Creamy Coconut Curry with Okinawan Sweet Potatoes
Coconut adds creaminess to this vegan Okinawan sweet potato curry!
Yield
6-8 Servings
Ingredients
- 1 onion, diced
- 3 garlic cloves, minced
- 1 teaspoon turmeric
- 1 Tablespoon coriander
- 1 teaspoon ginger powder
- Pinch of cayenne
- 2 medium Okinawan sweet potatoes, peeled and finely diced
- 1 (15-ounce) can garbanzo beans, rinsed and drained
- 1 (15-ounce) can coconut milk
- 1 cup vegetable broth
- Sea salt to taste
- 1 Tablespoon arrowroot starch or as needed
Instructions
- Saute onion and garlic in a sauce pan for a few minutes, until onions start to become translucent.
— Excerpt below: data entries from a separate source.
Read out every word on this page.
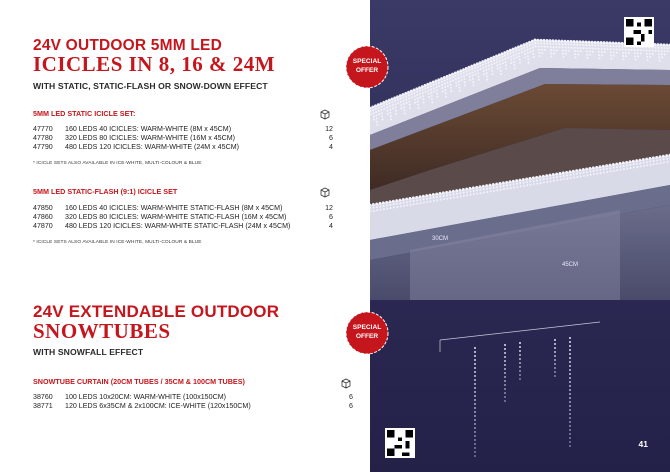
24V OUTDOOR 5MM LED
ICICLES IN 8, 16 & 24M
WITH STATIC, STATIC-FLASH OR SNOW-DOWN EFFECT
5MM LED STATIC ICICLE SET:
47770 160 LEDS 40 ICICLES: WARM-WHITE (8M x 45CM)	12
47780 320 LEDS 80 ICICLES: WARM-WHITE (16M x 45CM)	6
47790 480 LEDS 120 ICICLES: WARM-WHITE (24M x 45CM)	4
* ICICLE SETS ALSO AVAILABLE IN ICE-WHITE, MULTI-COLOUR & BLUE
5MM LED STATIC-FLASH (9:1) ICICLE SET
47850 160 LEDS 40 ICICLES: WARM-WHITE STATIC-FLASH (8M x 45CM)	12
47860 320 LEDS 80 ICICLES: WARM-WHITE STATIC-FLASH (16M x 45CM)	6
47870 480 LEDS 120 ICICLES: WARM-WHITE STATIC-FLASH (24M x 45CM)	4
* ICICLE SETS ALSO AVAILABLE IN ICE-WHITE, MULTI-COLOUR & BLUE
24V EXTENDABLE OUTDOOR
SNOWTUBES
WITH SNOWFALL EFFECT
SNOWTUBE CURTAIN (20CM TUBES / 35CM & 100CM TUBES)
38760 100 LEDS 10x20CM: WARM-WHITE (100x150CM)	6
38771 120 LEDS 6x35CM & 2x100CM: ICE-WHITE (120x150CM)	6
30CM
45CM
SPECIAL
OFFER
SPECIAL
OFFER
41
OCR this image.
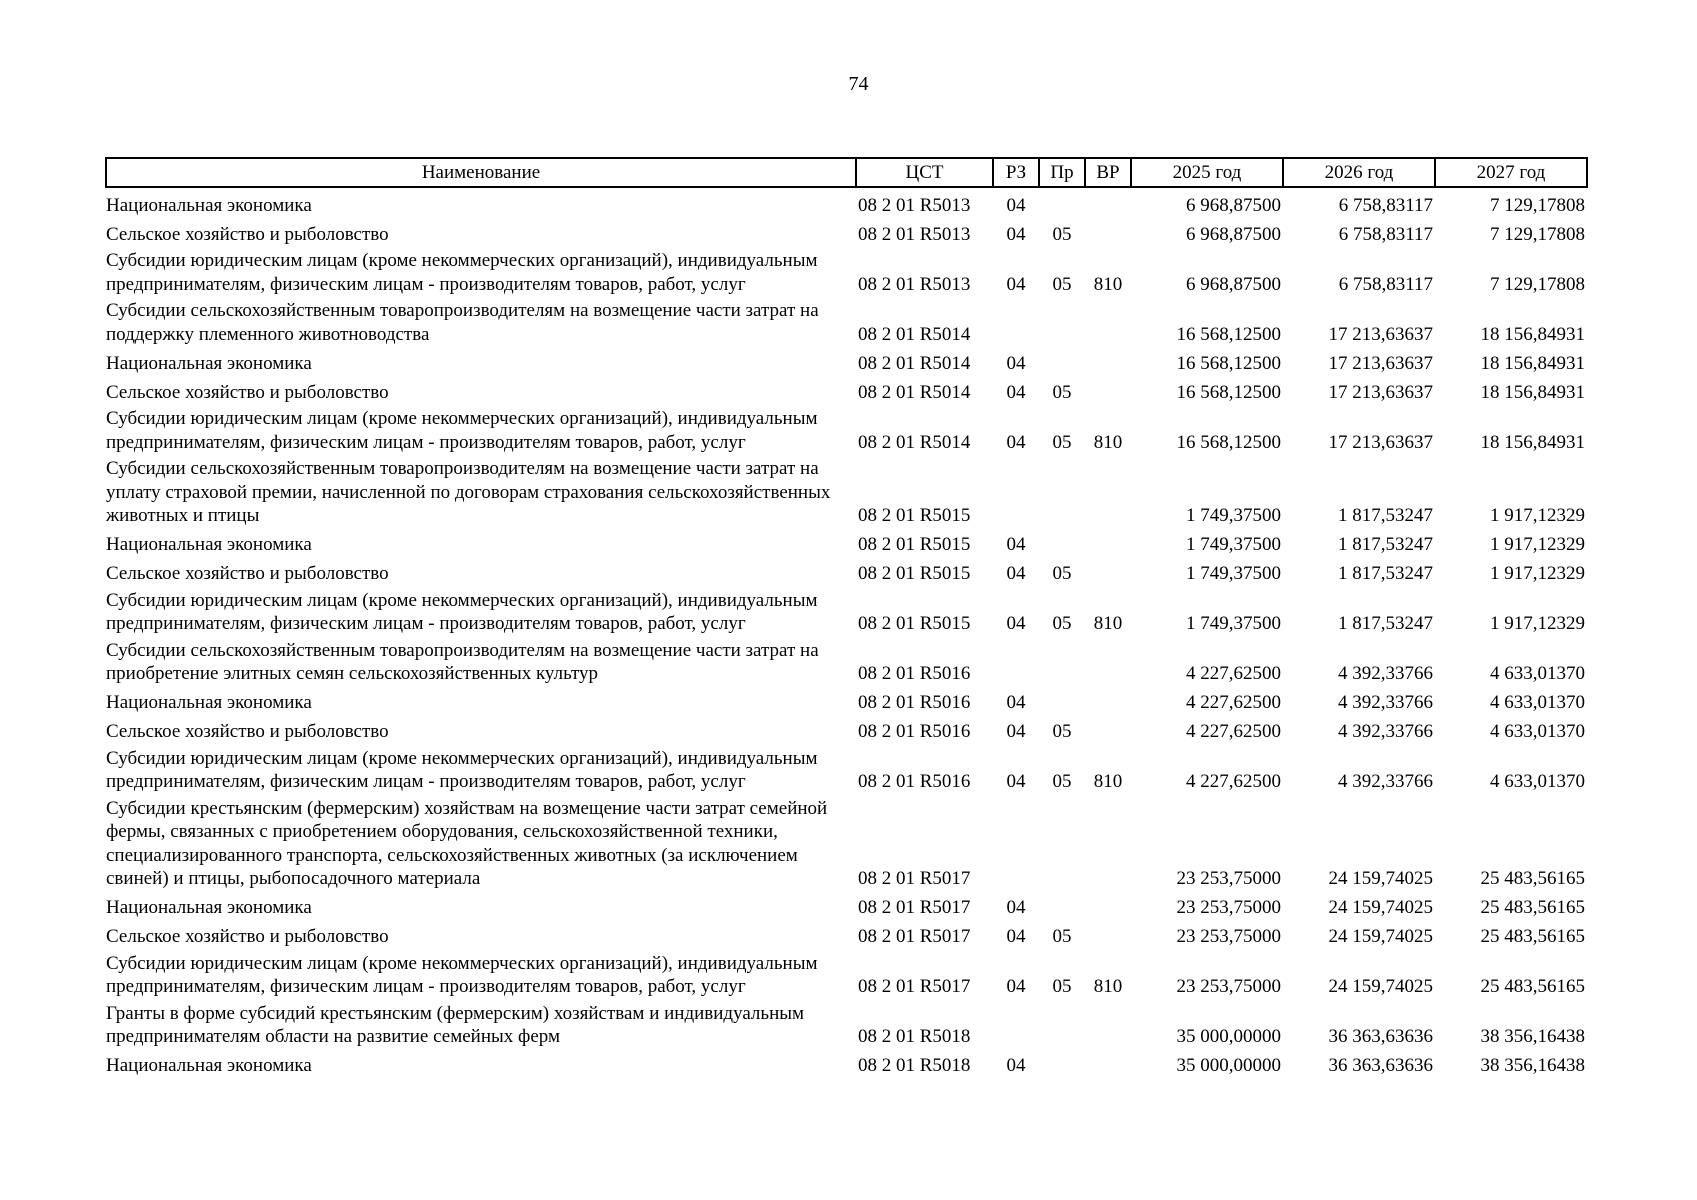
74
Наименование	ЦСТ	РЗ	Пр	ВР	2025 год	2026 год	2027 год
Национальная экономика	08 2 01 R5013	04			6 968,87500	6 758,83117	7 129,17808
Сельское хозяйство и рыболовство	08 2 01 R5013	04	05		6 968,87500	6 758,83117	7 129,17808
Субсидии юридическим лицам (кроме некоммерческих организаций), индивидуальным предпринимателям, физическим лицам - производителям товаров, работ, услуг	08 2 01 R5013	04	05	810	6 968,87500	6 758,83117	7 129,17808
Субсидии сельскохозяйственным товаропроизводителям на возмещение части затрат на поддержку племенного животноводства	08 2 01 R5014				16 568,12500	17 213,63637	18 156,84931
Национальная экономика	08 2 01 R5014	04			16 568,12500	17 213,63637	18 156,84931
Сельское хозяйство и рыболовство	08 2 01 R5014	04	05		16 568,12500	17 213,63637	18 156,84931
Субсидии юридическим лицам (кроме некоммерческих организаций), индивидуальным предпринимателям, физическим лицам - производителям товаров, работ, услуг	08 2 01 R5014	04	05	810	16 568,12500	17 213,63637	18 156,84931
Субсидии сельскохозяйственным товаропроизводителям на возмещение части затрат на уплату страховой премии, начисленной по договорам страхования сельскохозяйственных животных и птицы	08 2 01 R5015				1 749,37500	1 817,53247	1 917,12329
Национальная экономика	08 2 01 R5015	04			1 749,37500	1 817,53247	1 917,12329
Сельское хозяйство и рыболовство	08 2 01 R5015	04	05		1 749,37500	1 817,53247	1 917,12329
Субсидии юридическим лицам (кроме некоммерческих организаций), индивидуальным предпринимателям, физическим лицам - производителям товаров, работ, услуг	08 2 01 R5015	04	05	810	1 749,37500	1 817,53247	1 917,12329
Субсидии сельскохозяйственным товаропроизводителям на возмещение части затрат на приобретение элитных семян сельскохозяйственных культур	08 2 01 R5016				4 227,62500	4 392,33766	4 633,01370
Национальная экономика	08 2 01 R5016	04			4 227,62500	4 392,33766	4 633,01370
Сельское хозяйство и рыболовство	08 2 01 R5016	04	05		4 227,62500	4 392,33766	4 633,01370
Субсидии юридическим лицам (кроме некоммерческих организаций), индивидуальным предпринимателям, физическим лицам - производителям товаров, работ, услуг	08 2 01 R5016	04	05	810	4 227,62500	4 392,33766	4 633,01370
Субсидии крестьянским (фермерским) хозяйствам на возмещение части затрат семейной фермы, связанных с приобретением оборудования, сельскохозяйственной техники, специализированного транспорта, сельскохозяйственных животных (за исключением свиней) и птицы, рыбопосадочного материала	08 2 01 R5017				23 253,75000	24 159,74025	25 483,56165
Национальная экономика	08 2 01 R5017	04			23 253,75000	24 159,74025	25 483,56165
Сельское хозяйство и рыболовство	08 2 01 R5017	04	05		23 253,75000	24 159,74025	25 483,56165
Субсидии юридическим лицам (кроме некоммерческих организаций), индивидуальным предпринимателям, физическим лицам - производителям товаров, работ, услуг	08 2 01 R5017	04	05	810	23 253,75000	24 159,74025	25 483,56165
Гранты в форме субсидий крестьянским (фермерским) хозяйствам и индивидуальным предпринимателям области на развитие семейных ферм	08 2 01 R5018				35 000,00000	36 363,63636	38 356,16438
Национальная экономика	08 2 01 R5018	04			35 000,00000	36 363,63636	38 356,16438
- Add spices, and brown for another minute.
- Add Okinawan sweet potato and continue to brown for a couple of minutes.
- Add garbanzo beans, coconut milk, broth and salt.
- Bring to a boil, cover with a lid and simmer for 20 minutes.
- Add arrowroot starch as needed to thicken. Once desired consistency is achieved, serve over rice or naan bread and enjoy!